= George Douglas Verity =

George Douglas Verity (4 June 1933 - 24 August 2012) was an English cricketer, mountain climber, hotelier, and professional golfer.

Verity was the younger son of Yorkshire and England Test cricketer Hedley Verity and his wife Kathleen Verity. He was born in Rawdon, shortly after his father returned to England from the Bodyline cricket tour to Australia in 1933. He was named after cricketers George Hirst and Douglas Jardine (his elder brother Wilfred had been named after Wilfred Rhodes).

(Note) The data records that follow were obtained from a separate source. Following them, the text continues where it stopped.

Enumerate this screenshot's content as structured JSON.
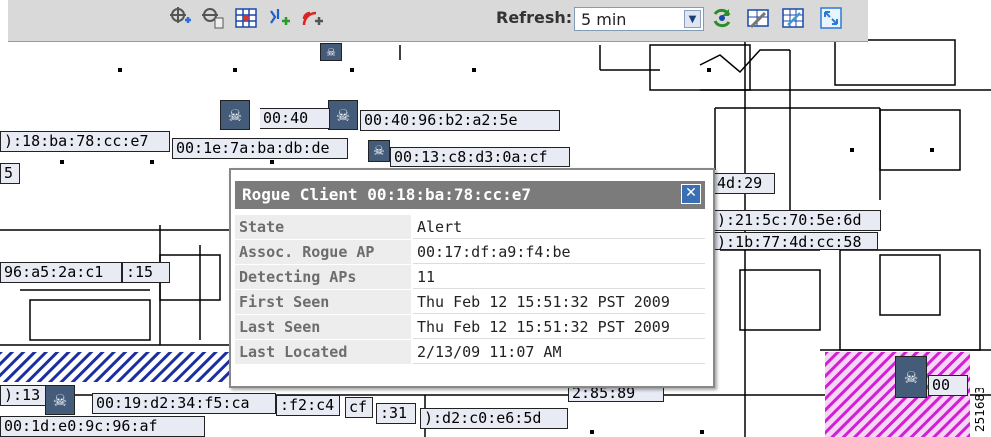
{
  "toolbar": {
    "icons": [
      "add-ap-icon",
      "add-device-icon",
      "grid-icon",
      "add-client-icon",
      "add-rogue-icon",
      "refresh-now-icon",
      "map-editor-icon",
      "reports-icon",
      "fullscreen-icon"
    ],
    "refresh_label": "Refresh:",
    "refresh_value": "5 min"
  },
  "tags": {
    "t1": "):18:ba:78:cc:e7",
    "t2": "00:1e:7a:ba:db:de",
    "t3": "00:40",
    "t4": "00:40:96:b2:a2:5e",
    "t5": "00:13:c8:d3:0a:cf",
    "t6": "4d:29",
    "t7": "):21:5c:70:5e:6d",
    "t8": "):1b:77:4d:cc:58",
    "t9": "96:a5:2a:c1",
    "t10": ":15",
    "t11": "5",
    "t12": "):13",
    "t13": "00:19:d2:34:f5:ca",
    "t14": ":f2:c4",
    "t15": "cf",
    "t16": ":31",
    "t17": "):d2:c0:e6:5d",
    "t18": "2:85:89",
    "t19": "00",
    "t20": "00:1d:e0:9c:96:af"
  },
  "popup": {
    "title": "Rogue Client 00:18:ba:78:cc:e7",
    "close_icon": "close-icon",
    "rows": [
      {
        "label": "State",
        "value": "Alert"
      },
      {
        "label": "Assoc. Rogue AP",
        "value": "00:17:df:a9:f4:be"
      },
      {
        "label": "Detecting APs",
        "value": "11"
      },
      {
        "label": "First Seen",
        "value": "Thu Feb 12 15:51:32 PST 2009"
      },
      {
        "label": "Last Seen",
        "value": "Thu Feb 12 15:51:32 PST 2009"
      },
      {
        "label": "Last Located",
        "value": "2/13/09 11:07 AM"
      }
    ]
  },
  "figure_number": "251683",
  "colors": {
    "toolbar_bg": "#d9d9d9",
    "popup_header": "#7b7b7b",
    "tag_bg": "#e8eaf4",
    "skull_bg": "#445b7a",
    "hatch_blue": "#1c2fa0",
    "hatch_magenta": "#d21fd6"
  }
}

His father died in Naples in July 1943, of wounds inflicted while serving in Sicily as a captain with the 1st Battalion of the Green Howards during the Second World War, when Verity was 10 years old.

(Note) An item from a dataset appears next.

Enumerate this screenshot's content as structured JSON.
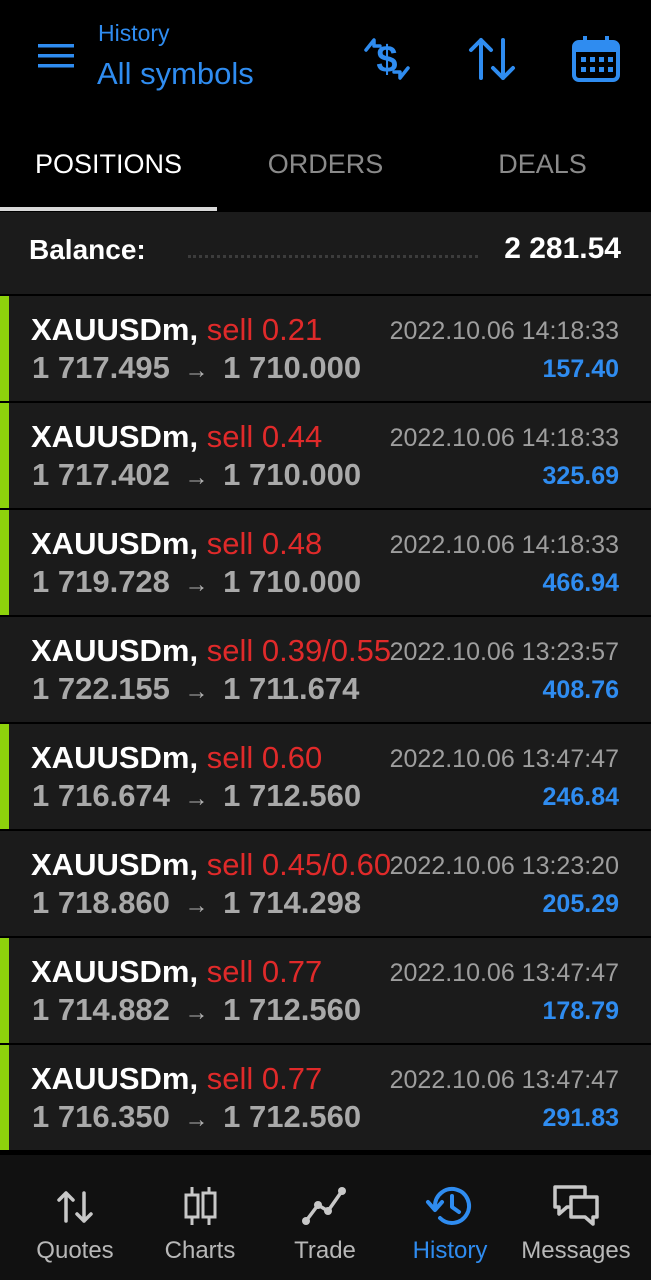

He was educated at Littlemoor Primary School in Rawdon, alongside future Yorkshire cricketers Brian Close and Bryan Stott, and at Woodhouse Grove School at Apperley Bridge, near Bradford. After leaving school, he became a groundsman and cricket professional for Yeadon in the Bradford Cricket League, but retired from cricket after suffering an injury at football trials with Leeds United FC.

He moved to Snowdonia in 1955 to manage the Pen-y-Gwryd Hotel, which had been used as a training base by the team that first climbed Mount Everest in 1953. He enjoyed mountain climbing, and was an early volunteer with the Snowdon Rescue Service. He married Ann in 1963. They had two sons.

In 1963 he became the professional golfer at St Deiniol Golf Club in Bangor, moving to Pwllheli Golf Club in 1970. He retired in May 1998, and was club captain in 1999.

His brother Wilfred became a photographer with a shop in Otley. Wilfred was killed in an unusual road accident in 1975, when he was hit by a run-away cattle trailer, whilst out walking with his son. Wilfred's son Hedley was also seriously injured, but survived.